A new vocational center in Colorado hones high school students' woodworking and construction skills
By John Caulfield, Senior Editor
On September 29, the MILL National Training Center opened in Colorado Springs, Colo. The 46,000-sf facility, in a former potato chip factory, is being touted as the first of its kind in the nation to offer high school students, military veterans, teachers, and anyone looking to start a new career training in woodworking manufacturing, cabinetry, and construction.
The MILL—which stands for Manufacturing Industry Learning Labs—opened with an estimated $3 million in equipment, more than $500,000 of which was donated by Stiles Manufacturing, a Grand Rapids, Mich.-based company that makes computer numerically controlled devices.
All told, the MILL is working with 40 business partners, including paint manufacturer and retailer Sherwin Williams, which is opening its second design center in the country (https://www.youtube.com/watch?v=mL3g6Zp2J0Y&t=61s) at the Training Center, and has donated $300,000 to its operations. Locally based RTA Architects provided architectural services to The MILL in exchange for access to its high-tech machines to develop prototypes. The Wood Machinery Manufacturers of America and the Woodworking Machinery Industry Association donated $25,000.
The facility, near Shriver Air Force Base, is on a Vocational and Educational Campus sponsored by two school districts: Peyton School District 23-JT and Widefield School District 3. The genesis of the MILL can be traced to woodworking manufacturing classes that Peyton, a school with 600 students, started offering its students in the fall of 2016, in an old school east of Colorado Springs.
The MILL's Founder and President is Dean Mattson, a former cabinetmaker whom Peyton hired in 2015 to help get its school’s woodworking classes off the ground. Mattson had launched a similar program for Oregon’s North Salem High School that, in six years, turned out 3,000 skilled workers. Mattson was unavailable for comment about the Mill.
Enrollment for those classes at Peyton quickly grew, from 40 the first semester to 100 last fall. Thirty-five of those students are from the Widefield district, which became aware of this program via an open house that Peyton’s superintendent Tim Kistler hosted to show it off.
While 50 students continue to be enrolled in Peyton’s woodworking courses, 85 of the district’s students now attend the MILL’s woodworking classes, and 50 its construction classes, according to Kistler. (Each of these sessions is 90 minutes long, four days per week. Kistler says the school will go to five days a week next year.) A total of six school districts are bussing kids to either the MILL or to Peyton.
Widefield, a school district with 9,300 students, paid $1.1 million to buy the building that the Mill operates from. Peyton will pay Widefield back until each district is a 50% owner.
The 46,000-sf MILL training center is equipped with more than $3 million worth of machinery. Image: Courtesy of RTA Architects and The MILL
The rationale behind The MILL National Training Center is the ongoing shortage of skilled construction labor. In their third-quarter 2017 report, USG Corporation and the U.S. Chamber of Commerce found that 91% of contractors polled are at least moderately concerned about the skill levels of their workforces. And 60% said they are still having trouble finding skilled workers, particularly electrical, HVAC, roofing, sheet metal, and mechanical installers.

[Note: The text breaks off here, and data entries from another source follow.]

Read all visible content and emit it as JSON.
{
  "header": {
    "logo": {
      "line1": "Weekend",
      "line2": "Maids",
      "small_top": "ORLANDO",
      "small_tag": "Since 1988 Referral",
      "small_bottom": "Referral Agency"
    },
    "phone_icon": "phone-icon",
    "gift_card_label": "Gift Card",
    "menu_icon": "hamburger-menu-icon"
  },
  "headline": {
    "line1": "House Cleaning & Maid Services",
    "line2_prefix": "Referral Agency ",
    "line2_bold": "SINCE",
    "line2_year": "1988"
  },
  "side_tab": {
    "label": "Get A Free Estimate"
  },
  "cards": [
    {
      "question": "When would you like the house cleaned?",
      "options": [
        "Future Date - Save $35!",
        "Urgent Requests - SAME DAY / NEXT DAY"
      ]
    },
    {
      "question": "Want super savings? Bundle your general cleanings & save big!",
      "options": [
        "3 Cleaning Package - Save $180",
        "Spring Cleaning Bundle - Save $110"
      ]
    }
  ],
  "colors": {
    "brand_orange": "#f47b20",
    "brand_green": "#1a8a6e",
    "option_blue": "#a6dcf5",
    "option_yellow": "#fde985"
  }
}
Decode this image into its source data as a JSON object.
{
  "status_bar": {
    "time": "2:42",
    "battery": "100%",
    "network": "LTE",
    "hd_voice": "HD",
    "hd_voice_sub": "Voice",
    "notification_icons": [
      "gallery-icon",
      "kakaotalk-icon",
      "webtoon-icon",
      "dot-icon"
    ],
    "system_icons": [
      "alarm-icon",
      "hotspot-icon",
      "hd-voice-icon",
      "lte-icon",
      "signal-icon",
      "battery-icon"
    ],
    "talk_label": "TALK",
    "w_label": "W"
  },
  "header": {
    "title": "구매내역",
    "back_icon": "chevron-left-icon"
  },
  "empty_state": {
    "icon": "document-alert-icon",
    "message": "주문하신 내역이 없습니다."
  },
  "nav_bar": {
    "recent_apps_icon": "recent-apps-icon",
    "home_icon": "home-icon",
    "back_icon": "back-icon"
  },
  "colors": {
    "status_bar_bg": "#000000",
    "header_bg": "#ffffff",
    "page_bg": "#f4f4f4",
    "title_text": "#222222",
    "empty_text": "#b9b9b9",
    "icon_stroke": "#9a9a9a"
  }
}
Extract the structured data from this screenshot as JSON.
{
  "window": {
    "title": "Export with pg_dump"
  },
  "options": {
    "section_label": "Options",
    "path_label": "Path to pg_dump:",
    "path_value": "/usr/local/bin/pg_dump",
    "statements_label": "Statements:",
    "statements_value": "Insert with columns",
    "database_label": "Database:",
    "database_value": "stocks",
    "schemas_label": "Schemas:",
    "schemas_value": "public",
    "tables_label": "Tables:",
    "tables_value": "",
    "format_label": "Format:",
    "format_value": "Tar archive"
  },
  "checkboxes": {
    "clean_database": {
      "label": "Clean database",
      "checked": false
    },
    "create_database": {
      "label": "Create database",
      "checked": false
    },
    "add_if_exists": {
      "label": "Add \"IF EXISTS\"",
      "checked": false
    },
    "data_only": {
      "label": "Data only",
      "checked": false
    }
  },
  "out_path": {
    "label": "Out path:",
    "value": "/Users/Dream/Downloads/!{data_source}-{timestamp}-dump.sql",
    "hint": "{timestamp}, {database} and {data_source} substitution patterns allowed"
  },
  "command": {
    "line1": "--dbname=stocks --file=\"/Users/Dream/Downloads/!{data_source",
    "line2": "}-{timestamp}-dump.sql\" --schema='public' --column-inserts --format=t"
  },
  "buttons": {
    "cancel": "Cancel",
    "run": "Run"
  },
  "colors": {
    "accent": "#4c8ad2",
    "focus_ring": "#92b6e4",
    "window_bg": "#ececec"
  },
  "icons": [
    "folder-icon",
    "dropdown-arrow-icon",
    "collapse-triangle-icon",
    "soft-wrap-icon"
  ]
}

The construction industry’s 4.5% unemployment rate is the lowest it’s been in a decade. The trade group Associated General Contractors reported that in October, construction employment increased in only half of the states compared to the same month a year ago, “a total that would probably have been higher if workers were available,” said AGC’s economist Ken Simonson.
The MILL’s courses, which are each one semester (53 to 63 instructional hours), offer a career-training path that enables graduates to be nationally certified in the use of woodworking machines, manufacturing equipment, software, and production skills. Students work toward earning a Woodwork Career Alliance (WCA) Certification Passport, which equates to a national certification credential to operate woodworking machinery and apply lean manufacturing principles in any kind of secondary wood or other manufacturing setting.
The MILL currently has two instructions for its woodworking courses, and two for its construction courses.
Public school students attend for free, with their school districts picking up the costs. Next year, the courses will be opened, on a fee basis, to military veterans and other people looking to get into the construction field.
On February 7-9, the MILL Academy will offer a three-day seminar for teachers and administrators who want to learn how to build support for an industrial arts program in their schools, including public-private partnerships. Participation in that session costs between $2,295 and $2,995 per person, with discounts for multiple enrollments from the same organization.
The MILL has the capacity to handle up to 1,000 students per semester, and Kistler thinks it can hit or exceed that number.
A condition of Stiles Manufacturing’s equipment donation was that the MILL be located within 15 minutes of Colorado Springs’ airport, and near restaurants and hotels, to abet the MILL's national recruitment efforts. An estimated 77,000 companies offer jobs that require Stiles tools. In February, Stiles is sending a contingent of employees and product users for training. Other manufacturers have indicated that they’d like to use the facility for the same purpose.
Kistler foresees the MILL National Training Center eventually becoming a vocational high school by day, and a place for continuing education by afternoon and night.